On Sunday, North Korea’s Korean Central News Agency reported that the country’s supreme leader, Kim Jong-un, had supervised testing of what was described as “new-type anti-aircraft guided weapon system.”
First seen publicly at North Korea’s October 2010 parade and known as the KN-06, the system bears resemblance to the Russian S-300 (SA-10 Grumble) surface-to-air missile (SAM) system and China’s HQ-9 SAM, which is in itself an indigenously developed Chinese variant of the S-300.
The test, which took place at an unknown time over the weekend, comes one week after North Korea’s most recent ballistic missile test.
KCNA, quoting Kim Jong-un, said that the system was “perfect,” and that its “efficiency to detect and track targets has remarkably improved and its hitting accuracy has also increased, compared with those of last year.” The statement adds that “defects” in earlier testing were “perfectly overcome.”
Critically, as with last week’s testing of Pukkuksong-2 medium-range ballistic missile, Kim Jong-un, declared that the KN-06 had reached initial operational capability (IOC) and “should be mass-produced.”

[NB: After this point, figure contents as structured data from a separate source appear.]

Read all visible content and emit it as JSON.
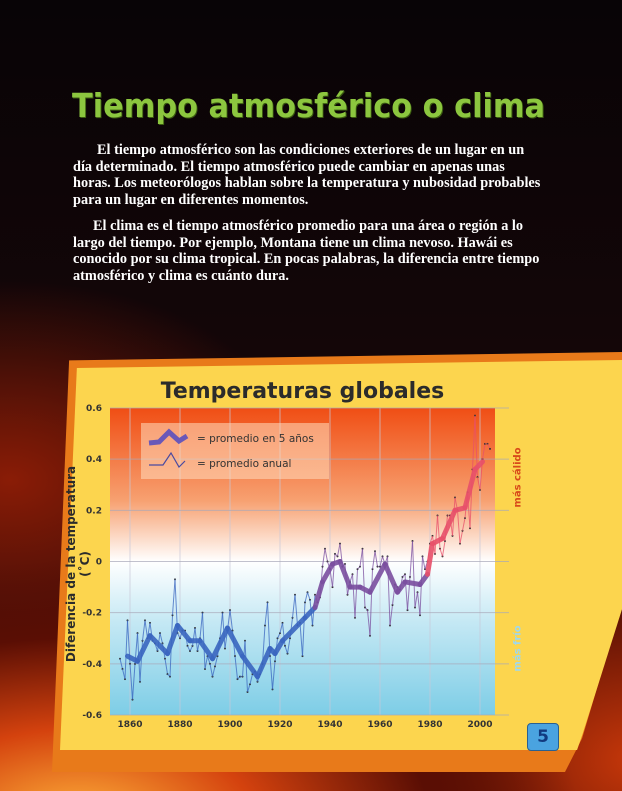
{
  "page": {
    "title": "Tiempo atmosférico o clima",
    "paragraph1": [
      "El tiempo atmosférico son las condiciones exteriores de un lugar en un",
      "día determinado.  El tiempo atmosférico puede cambiar en apenas unas",
      "horas.  Los meteorólogos hablan sobre la temperatura y nubosidad probables",
      "para un lugar en diferentes momentos."
    ],
    "paragraph2": [
      "El clima es el tiempo atmosférico promedio para una área o región a lo",
      "largo del tiempo.  Por ejemplo, Montana tiene un clima nevoso.  Hawái es",
      "conocido por su clima tropical.  En pocas palabras, la diferencia entre tiempo",
      "atmosférico y clima es cuánto dura."
    ],
    "page_number": "5"
  },
  "chart_data": {
    "type": "line",
    "title": "Temperaturas globales",
    "ylabel": "Diferencia de la temperatura (˚C)",
    "xlabel": "",
    "xlim": [
      1852,
      2006
    ],
    "ylim": [
      -0.6,
      0.6
    ],
    "xticks": [
      1860,
      1880,
      1900,
      1920,
      1940,
      1960,
      1980,
      2000
    ],
    "yticks": [
      0.6,
      0.4,
      0.2,
      0,
      -0.2,
      -0.4,
      -0.6
    ],
    "ytick_labels": [
      "0.6",
      "0.4",
      "0.2",
      "0",
      "-0.2",
      "-0.4",
      "-0.6"
    ],
    "grid": true,
    "legend_placement": "top-left",
    "right_axis_labels": {
      "top": "más cálido",
      "bottom": "más frío"
    },
    "colors": {
      "warm": "#f05218",
      "cold": "#7fcfe8",
      "early": "#3a66c0",
      "mid": "#7b4fa0",
      "late": "#e8506a"
    },
    "series": [
      {
        "name": "= promedio en 5 años",
        "x": [
          1859,
          1863,
          1868,
          1875,
          1879,
          1884,
          1888,
          1893,
          1899,
          1905,
          1911,
          1916,
          1918,
          1921,
          1930,
          1934,
          1937,
          1941,
          1944,
          1948,
          1952,
          1956,
          1962,
          1967,
          1970,
          1976,
          1979,
          1981,
          1985,
          1990,
          1994,
          1998,
          2001
        ],
        "y": [
          -0.37,
          -0.39,
          -0.29,
          -0.36,
          -0.25,
          -0.31,
          -0.31,
          -0.38,
          -0.26,
          -0.37,
          -0.45,
          -0.34,
          -0.36,
          -0.31,
          -0.22,
          -0.18,
          -0.08,
          -0.01,
          0.0,
          -0.1,
          -0.1,
          -0.12,
          -0.01,
          -0.12,
          -0.08,
          -0.09,
          -0.05,
          0.07,
          0.09,
          0.2,
          0.21,
          0.36,
          0.39
        ]
      },
      {
        "name": "= promedio anual",
        "x_start": 1856,
        "y": [
          -0.38,
          -0.42,
          -0.46,
          -0.23,
          -0.4,
          -0.54,
          -0.4,
          -0.28,
          -0.47,
          -0.31,
          -0.23,
          -0.3,
          -0.24,
          -0.31,
          -0.32,
          -0.35,
          -0.28,
          -0.32,
          -0.38,
          -0.44,
          -0.45,
          -0.21,
          -0.07,
          -0.28,
          -0.3,
          -0.27,
          -0.27,
          -0.33,
          -0.35,
          -0.33,
          -0.26,
          -0.35,
          -0.3,
          -0.2,
          -0.42,
          -0.37,
          -0.4,
          -0.45,
          -0.41,
          -0.37,
          -0.3,
          -0.2,
          -0.34,
          -0.27,
          -0.19,
          -0.27,
          -0.37,
          -0.46,
          -0.45,
          -0.45,
          -0.31,
          -0.51,
          -0.48,
          -0.44,
          -0.43,
          -0.47,
          -0.44,
          -0.4,
          -0.25,
          -0.16,
          -0.37,
          -0.5,
          -0.39,
          -0.3,
          -0.28,
          -0.24,
          -0.33,
          -0.36,
          -0.3,
          -0.22,
          -0.13,
          -0.25,
          -0.24,
          -0.37,
          -0.16,
          -0.12,
          -0.15,
          -0.25,
          -0.13,
          -0.16,
          -0.14,
          -0.02,
          0.05,
          0.0,
          -0.03,
          -0.1,
          0.03,
          0.02,
          0.07,
          -0.02,
          -0.01,
          -0.13,
          -0.08,
          -0.05,
          -0.22,
          -0.03,
          -0.02,
          0.05,
          -0.18,
          -0.19,
          -0.29,
          -0.03,
          0.04,
          -0.02,
          -0.02,
          0.02,
          -0.01,
          0.02,
          -0.25,
          -0.17,
          -0.09,
          -0.1,
          -0.11,
          -0.06,
          -0.05,
          -0.19,
          -0.06,
          0.08,
          -0.18,
          -0.12,
          -0.21,
          0.02,
          -0.03,
          0.0,
          0.07,
          0.1,
          0.03,
          0.18,
          0.05,
          0.02,
          0.08,
          0.18,
          0.18,
          0.1,
          0.25,
          0.2,
          0.07,
          0.12,
          0.17,
          0.27,
          0.13,
          0.36,
          0.57,
          0.33,
          0.28,
          0.4,
          0.46,
          0.46,
          0.44
        ]
      }
    ]
  }
}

Kim added that the system should be deployed “all over the country like forests so as to completely spoil the enemy’s wild dream to command the air, boasting of air supremacy, and weapon almighty.”
Images and video footage released by KCNA and Rodong Sinmun show the KN-06’s interceptor successfully ejecting from its canister, properly igniting its engines, and boosting into the air. The missile’s flight ceiling and maximum range are unknown.
North Korea would presumably look to deploy the KN-06 to deter aerial assault by U.S. and South Korean fighters in wartime. Depending on the missile’s range, however, U.S. and South Korean forces may be able to neutralize specific KN-06 batteries with longer-range stand-off weapons.